'I don't know what the hell I am going to do'

Wednesday, September 2, 2009

BISHOP, Calif. - Provider Glenn Steinke is the first to admit he put accreditation on the backburner. Major back surgery slowed him down. Then a flurry of Medicare changes for everything from CPAPs to braces to oxygen kept him scrambling.

Now, Steinke is faced with the prospect of losing his Medicare billing privileges Oct. 1. That's because his accrediting agency can't survey him before November, despite the fact that he submitted his application before Jan. 31, the date CMS said providers needed to submit their applications to ensure they would be accredited in time.

"I did put it off," said Steinke, owner of Airway Medical. "I had more pressing issues that Medicare kept throwing at us. (But) I did as Medicare suggested."

CMS's guideline was a general one and doesn't take into consideration individual provider circumstances, said Mary Nicholas, executive director of HQAA.

"It takes at least six months if they already have put together policies and procedures and are ready for survey," she said. "But follow-up activity (if they are not survey-ready) can put them over the deadline."

Providers like Steinke may get relief from a provision in the House healthcare reform bill. The bill would offer a grace period for providers who submit an accreditation application before Aug. 1. It would deem them as meeting applicable standards until they achieve accreditation.

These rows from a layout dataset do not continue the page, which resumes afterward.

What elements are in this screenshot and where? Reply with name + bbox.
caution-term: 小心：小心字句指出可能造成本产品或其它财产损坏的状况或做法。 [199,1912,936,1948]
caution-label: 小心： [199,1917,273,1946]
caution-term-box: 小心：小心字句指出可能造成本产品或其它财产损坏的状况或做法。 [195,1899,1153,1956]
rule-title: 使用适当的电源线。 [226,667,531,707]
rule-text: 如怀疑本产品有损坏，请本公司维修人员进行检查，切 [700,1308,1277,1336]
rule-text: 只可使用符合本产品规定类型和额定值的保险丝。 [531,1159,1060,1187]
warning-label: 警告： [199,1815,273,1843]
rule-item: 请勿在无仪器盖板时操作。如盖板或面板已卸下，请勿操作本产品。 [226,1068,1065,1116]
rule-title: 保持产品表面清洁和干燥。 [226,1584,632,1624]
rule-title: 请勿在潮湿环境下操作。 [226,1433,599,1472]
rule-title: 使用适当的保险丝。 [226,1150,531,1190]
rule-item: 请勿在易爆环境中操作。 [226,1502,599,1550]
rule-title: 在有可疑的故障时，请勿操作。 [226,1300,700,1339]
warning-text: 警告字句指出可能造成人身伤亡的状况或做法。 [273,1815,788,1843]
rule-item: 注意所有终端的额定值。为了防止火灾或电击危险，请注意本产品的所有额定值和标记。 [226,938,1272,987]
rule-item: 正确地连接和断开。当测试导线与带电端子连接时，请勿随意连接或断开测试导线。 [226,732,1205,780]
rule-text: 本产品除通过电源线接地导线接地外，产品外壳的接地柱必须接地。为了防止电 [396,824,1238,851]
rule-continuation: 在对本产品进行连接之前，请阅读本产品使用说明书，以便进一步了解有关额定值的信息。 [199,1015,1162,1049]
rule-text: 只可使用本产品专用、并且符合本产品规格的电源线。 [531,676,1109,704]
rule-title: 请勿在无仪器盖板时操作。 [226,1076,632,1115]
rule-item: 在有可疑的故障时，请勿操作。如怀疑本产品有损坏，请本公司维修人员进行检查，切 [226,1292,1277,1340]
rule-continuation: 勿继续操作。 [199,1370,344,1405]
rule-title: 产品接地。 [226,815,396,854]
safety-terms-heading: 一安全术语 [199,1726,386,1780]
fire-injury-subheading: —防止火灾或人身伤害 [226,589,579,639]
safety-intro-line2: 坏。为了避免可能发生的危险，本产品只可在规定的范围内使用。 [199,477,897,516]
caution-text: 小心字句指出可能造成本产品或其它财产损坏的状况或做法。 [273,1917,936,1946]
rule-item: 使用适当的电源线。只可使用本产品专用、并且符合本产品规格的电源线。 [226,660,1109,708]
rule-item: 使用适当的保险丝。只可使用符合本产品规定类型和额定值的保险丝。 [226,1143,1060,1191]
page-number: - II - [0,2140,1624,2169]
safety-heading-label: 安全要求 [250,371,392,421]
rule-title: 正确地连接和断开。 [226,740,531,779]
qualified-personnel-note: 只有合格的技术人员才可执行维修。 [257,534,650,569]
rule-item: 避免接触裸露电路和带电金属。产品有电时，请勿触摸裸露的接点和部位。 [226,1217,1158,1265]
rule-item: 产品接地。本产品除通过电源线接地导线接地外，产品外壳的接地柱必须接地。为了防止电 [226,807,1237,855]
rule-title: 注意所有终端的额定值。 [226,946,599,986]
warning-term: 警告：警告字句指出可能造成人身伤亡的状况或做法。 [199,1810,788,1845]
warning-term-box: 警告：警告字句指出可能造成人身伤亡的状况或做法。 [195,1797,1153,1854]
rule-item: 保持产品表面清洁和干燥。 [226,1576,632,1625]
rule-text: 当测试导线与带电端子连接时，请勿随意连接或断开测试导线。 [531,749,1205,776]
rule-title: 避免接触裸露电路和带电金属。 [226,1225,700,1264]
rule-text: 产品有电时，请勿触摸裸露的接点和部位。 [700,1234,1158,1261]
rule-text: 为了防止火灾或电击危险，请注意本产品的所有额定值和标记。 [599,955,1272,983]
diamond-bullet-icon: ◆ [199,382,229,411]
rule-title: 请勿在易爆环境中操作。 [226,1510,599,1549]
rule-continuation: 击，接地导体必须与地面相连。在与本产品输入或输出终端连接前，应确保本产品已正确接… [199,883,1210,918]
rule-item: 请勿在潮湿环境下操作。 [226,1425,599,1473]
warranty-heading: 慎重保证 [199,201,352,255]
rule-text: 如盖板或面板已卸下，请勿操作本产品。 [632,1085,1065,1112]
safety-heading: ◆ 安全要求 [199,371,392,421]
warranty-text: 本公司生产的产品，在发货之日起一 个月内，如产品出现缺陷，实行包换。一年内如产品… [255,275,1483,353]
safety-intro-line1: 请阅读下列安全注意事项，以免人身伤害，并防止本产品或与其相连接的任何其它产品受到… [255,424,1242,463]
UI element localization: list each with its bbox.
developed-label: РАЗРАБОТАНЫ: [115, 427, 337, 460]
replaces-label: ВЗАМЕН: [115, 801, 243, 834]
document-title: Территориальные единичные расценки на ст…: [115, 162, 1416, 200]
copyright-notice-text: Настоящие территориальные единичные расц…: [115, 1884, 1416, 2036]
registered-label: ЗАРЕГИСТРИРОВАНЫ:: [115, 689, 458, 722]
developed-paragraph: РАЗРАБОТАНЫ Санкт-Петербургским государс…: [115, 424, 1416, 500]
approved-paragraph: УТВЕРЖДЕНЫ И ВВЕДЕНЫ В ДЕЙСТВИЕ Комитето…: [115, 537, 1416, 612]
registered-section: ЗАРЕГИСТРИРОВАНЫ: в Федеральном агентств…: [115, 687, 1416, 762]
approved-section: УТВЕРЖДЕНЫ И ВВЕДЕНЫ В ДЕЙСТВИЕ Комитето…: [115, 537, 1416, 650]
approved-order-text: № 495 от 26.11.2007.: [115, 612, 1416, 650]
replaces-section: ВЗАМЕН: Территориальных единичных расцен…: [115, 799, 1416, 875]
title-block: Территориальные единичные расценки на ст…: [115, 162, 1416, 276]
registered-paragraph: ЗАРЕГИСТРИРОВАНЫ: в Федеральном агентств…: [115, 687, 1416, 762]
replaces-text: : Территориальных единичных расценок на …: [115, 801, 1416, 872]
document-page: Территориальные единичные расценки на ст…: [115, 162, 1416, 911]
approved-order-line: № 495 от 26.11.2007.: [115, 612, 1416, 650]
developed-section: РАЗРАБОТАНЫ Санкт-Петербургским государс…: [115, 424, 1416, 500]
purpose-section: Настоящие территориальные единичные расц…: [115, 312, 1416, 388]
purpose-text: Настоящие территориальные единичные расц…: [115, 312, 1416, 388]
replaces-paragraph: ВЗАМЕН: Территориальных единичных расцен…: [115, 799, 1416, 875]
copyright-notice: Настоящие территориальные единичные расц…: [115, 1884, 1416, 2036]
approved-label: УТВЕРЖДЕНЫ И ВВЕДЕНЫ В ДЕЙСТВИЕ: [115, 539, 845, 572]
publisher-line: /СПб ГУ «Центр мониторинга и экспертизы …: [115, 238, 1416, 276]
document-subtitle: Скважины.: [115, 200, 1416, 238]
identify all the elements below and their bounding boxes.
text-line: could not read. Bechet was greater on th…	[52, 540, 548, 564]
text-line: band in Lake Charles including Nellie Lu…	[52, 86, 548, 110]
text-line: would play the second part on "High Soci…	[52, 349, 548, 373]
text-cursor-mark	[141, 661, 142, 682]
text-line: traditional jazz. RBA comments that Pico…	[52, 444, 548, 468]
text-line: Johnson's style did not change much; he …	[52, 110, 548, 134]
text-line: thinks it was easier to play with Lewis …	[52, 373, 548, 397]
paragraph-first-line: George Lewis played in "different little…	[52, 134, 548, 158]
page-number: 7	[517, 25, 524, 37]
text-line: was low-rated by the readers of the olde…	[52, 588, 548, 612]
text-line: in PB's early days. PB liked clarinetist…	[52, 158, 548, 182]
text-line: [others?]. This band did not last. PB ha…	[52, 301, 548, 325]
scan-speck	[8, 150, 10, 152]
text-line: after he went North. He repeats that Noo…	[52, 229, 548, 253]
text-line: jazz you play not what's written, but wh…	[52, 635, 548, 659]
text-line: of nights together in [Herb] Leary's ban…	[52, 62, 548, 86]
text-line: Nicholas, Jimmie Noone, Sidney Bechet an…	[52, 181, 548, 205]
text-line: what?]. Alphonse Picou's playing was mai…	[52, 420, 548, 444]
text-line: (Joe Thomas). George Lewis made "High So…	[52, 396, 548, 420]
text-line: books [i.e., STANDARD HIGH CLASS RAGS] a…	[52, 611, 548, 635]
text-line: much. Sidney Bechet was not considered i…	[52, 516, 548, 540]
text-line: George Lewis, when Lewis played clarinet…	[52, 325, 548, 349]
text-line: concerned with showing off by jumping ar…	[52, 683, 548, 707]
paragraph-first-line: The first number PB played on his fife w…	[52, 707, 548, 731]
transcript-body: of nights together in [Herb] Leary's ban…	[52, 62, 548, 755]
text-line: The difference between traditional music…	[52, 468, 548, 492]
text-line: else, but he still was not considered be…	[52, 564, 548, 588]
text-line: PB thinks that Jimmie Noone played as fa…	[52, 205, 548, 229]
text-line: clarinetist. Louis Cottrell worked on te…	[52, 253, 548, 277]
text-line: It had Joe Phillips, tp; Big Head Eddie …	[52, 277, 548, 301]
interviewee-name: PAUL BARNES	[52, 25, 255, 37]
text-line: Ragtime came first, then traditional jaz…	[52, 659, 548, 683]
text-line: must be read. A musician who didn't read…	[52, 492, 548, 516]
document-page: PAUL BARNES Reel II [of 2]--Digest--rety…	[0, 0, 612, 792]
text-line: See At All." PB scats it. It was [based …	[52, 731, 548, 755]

Whether the bill passes--and when--is anybody's guess.

"The provision will most likely be retroactive, but there is that period of unknown that we understand has people frightened," said Walt Gorski, vice president of government affairs for AAHomecare. "We are sympathetic to the predicament that these suppliers find themselves in."

CMS has recommended that providers who won't meet the deadline voluntarily terminate their supplier numbers, and re-enroll in the program once they have met all requirements.

That's certainly an option, says Steinke, but not a great one. He is the only Medicare provider in a rural area that covers 10,000 square miles.

"If I can't get any money for two months, I am going to be hurting," he said. "And what about all those patients? Does Medicare want to leave them in the hospital? I don't know what the hell I am going to do."